By Krystal Smalley
news@wbcowqel.com
Judge Sean Leuthold didn’t believe Adam Swerlein was a lost cause but he was also determined to hold the man accountable for his own well-being.
Swerlein, 28, had been on community control since pleading guilty to a felony five drug possession charge in 2013. During that time the Bucyrus man was placed on the Crawford County Common Pleas Court’s drug court program. Community control was not a smooth road for Swerlein. He had a theft charge brought against him in 2014 and was continuously drug tested. Despite that, Swerlein graduated from drug court earlier this year.
A few months later, however, Swerlein violated his community control when he tested positive for marijuana and Suboxone, missed office visits with his parole officer, and was unsuccessfully terminated from Maryhaven.
Though Swerlein quickly admitted to the violations, he didn’t quite agree with the sentence offered by the county prosecutor’s office.
“He’s been given every opportunity,” stated assistant prosecutor Ryan Hoovler, who argued that Swerlein did not have a clean history on community control and recommended the full 12-month prison sentence. “I believe this time is just the last straw.”
Andrew Motter, Swerlein’s attorney, pointed out that heroin was a very difficult and serious drug, one that attracted users for the first time and continued to attract those who have used before. He added that his client simply wanted the structure of a court program to help keep him clean.
“I’m really trying,” Swerlein said to Leuthold. “It doesn’t look like it but I’m really trying.”
Leuthold, who had settled back in his chair and watched Swerlein with a lowered brow, said he had sat in the back of the courtroom on the day that Swerlein graduated from the first class of the drug court program earlier this year. He was concerned at the time that Swerlein did not grasp the seriousness of his problem.
“There’s one word that I don’t want to hear – is try,” Leuthold told Swerlein, “You either do or you don’t. You either succeed or you fail.”
Leuthold added that Swerlein should have never graduated from the drug court program, which at the time was still under the purview of former Common Pleas Court Judge Russell Wiseman.
Despite all that, Leuthold still felt that Swerlein was not a lost cause. Leuthold sentenced Swerlein to eight months in prison rather than the full 12 months for violating his community control. He warned Swerlein that his motivation should be to never violate community control again or the judge would return him to prison for an even longer sentence.
“There’s only one person that is going to get you out. That’s you,” Leuthold told Swerlein before releasing him to be transported to prison.

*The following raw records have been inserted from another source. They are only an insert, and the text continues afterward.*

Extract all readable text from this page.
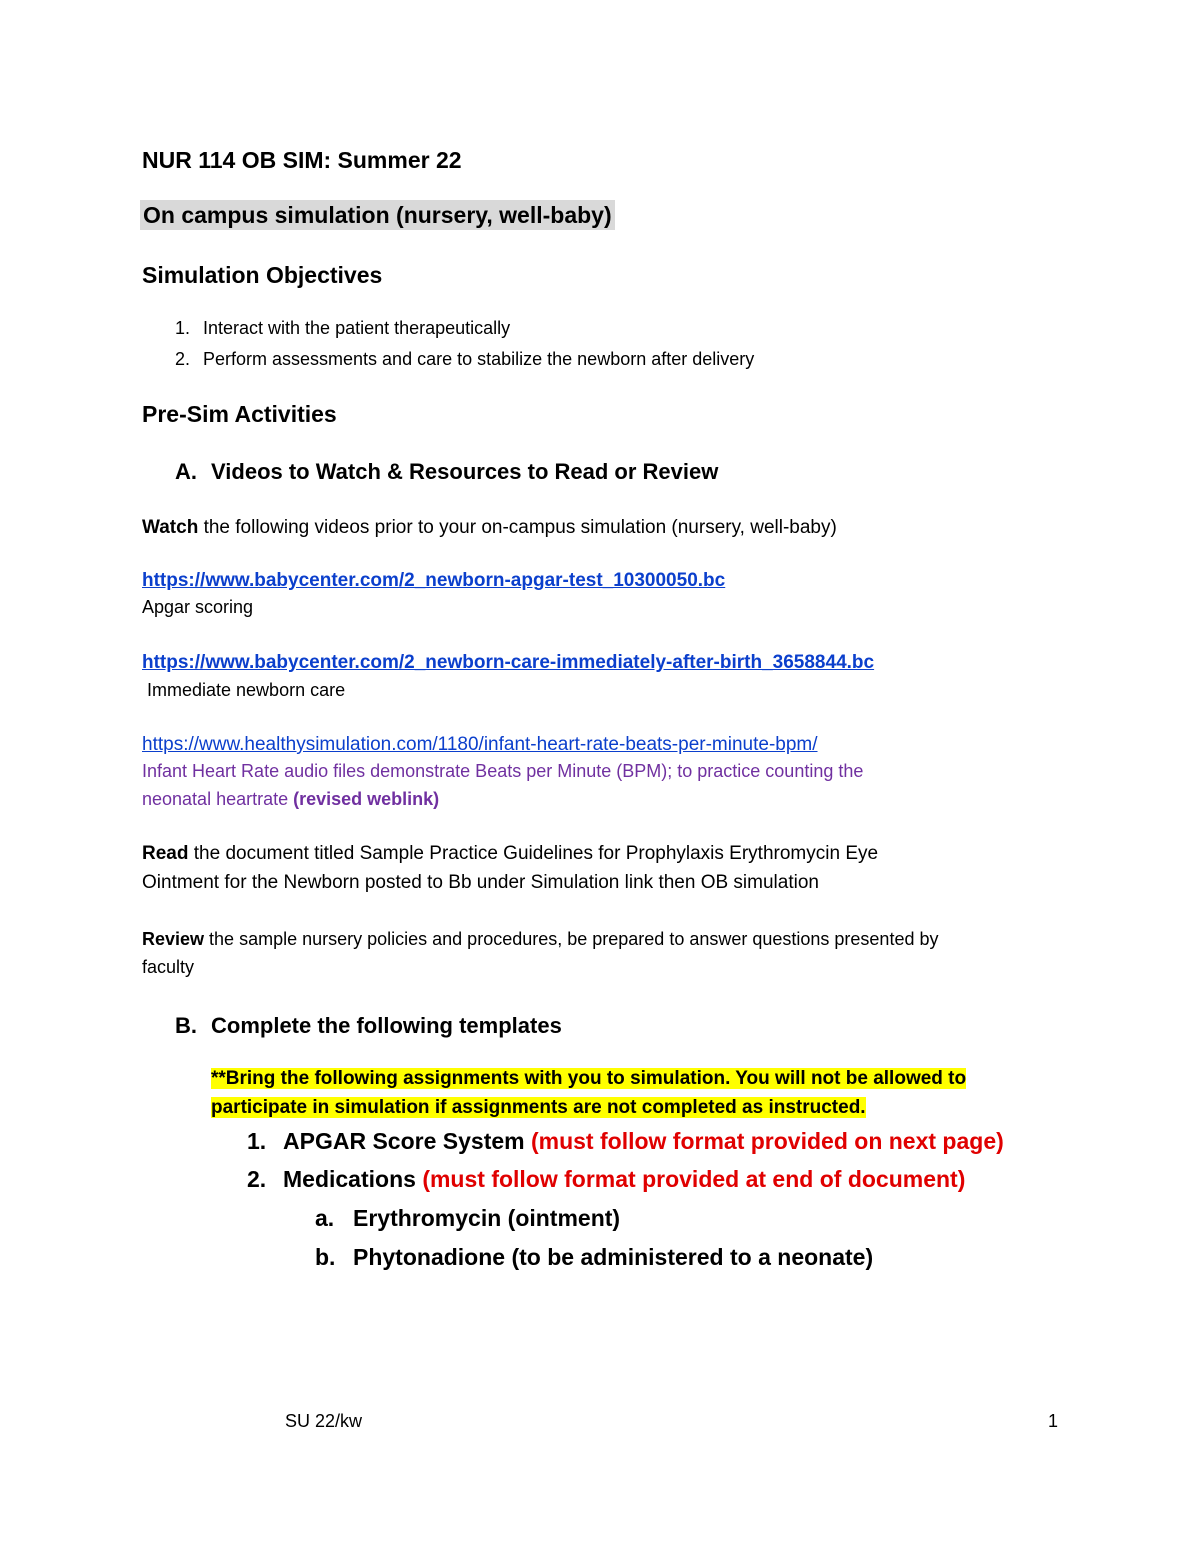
NUR 114 OB SIM: Summer 22
On campus simulation (nursery, well-baby)
Simulation Objectives
1. Interact with the patient therapeutically
2. Perform assessments and care to stabilize the newborn after delivery
Pre-Sim Activities
A. Videos to Watch & Resources to Read or Review
Watch the following videos prior to your on-campus simulation (nursery, well-baby)
https://www.babycenter.com/2_newborn-apgar-test_10300050.bc
Apgar scoring
https://www.babycenter.com/2_newborn-care-immediately-after-birth_3658844.bc
Immediate newborn care
https://www.healthysimulation.com/1180/infant-heart-rate-beats-per-minute-bpm/
Infant Heart Rate audio files demonstrate Beats per Minute (BPM); to practice counting the
neonatal heartrate (revised weblink)
Read the document titled Sample Practice Guidelines for Prophylaxis Erythromycin Eye
Ointment for the Newborn posted to Bb under Simulation link then OB simulation
Review the sample nursery policies and procedures, be prepared to answer questions presented by
faculty
B. Complete the following templates
**Bring the following assignments with you to simulation. You will not be allowed to
participate in simulation if assignments are not completed as instructed.
1. APGAR Score System (must follow format provided on next page)
2. Medications (must follow format provided at end of document)
a. Erythromycin (ointment)
b. Phytonadione (to be administered to a neonate)
SU 22/kw	1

Twenty-one-year-old Justin Noel pleaded guilty to unlawful sexual conduct with a minor. The Bucyrus man received the maximum sentence on the fourth-degree felony – an 18 month prison stay – mainly due to the facts in the case Judge Leuthold stated. Noel had sex with a 14-year-old girl that resulted in the birth of a child.
Noel must now registered with his county sheriff as a Tier I sex offender annually for the next 15 years.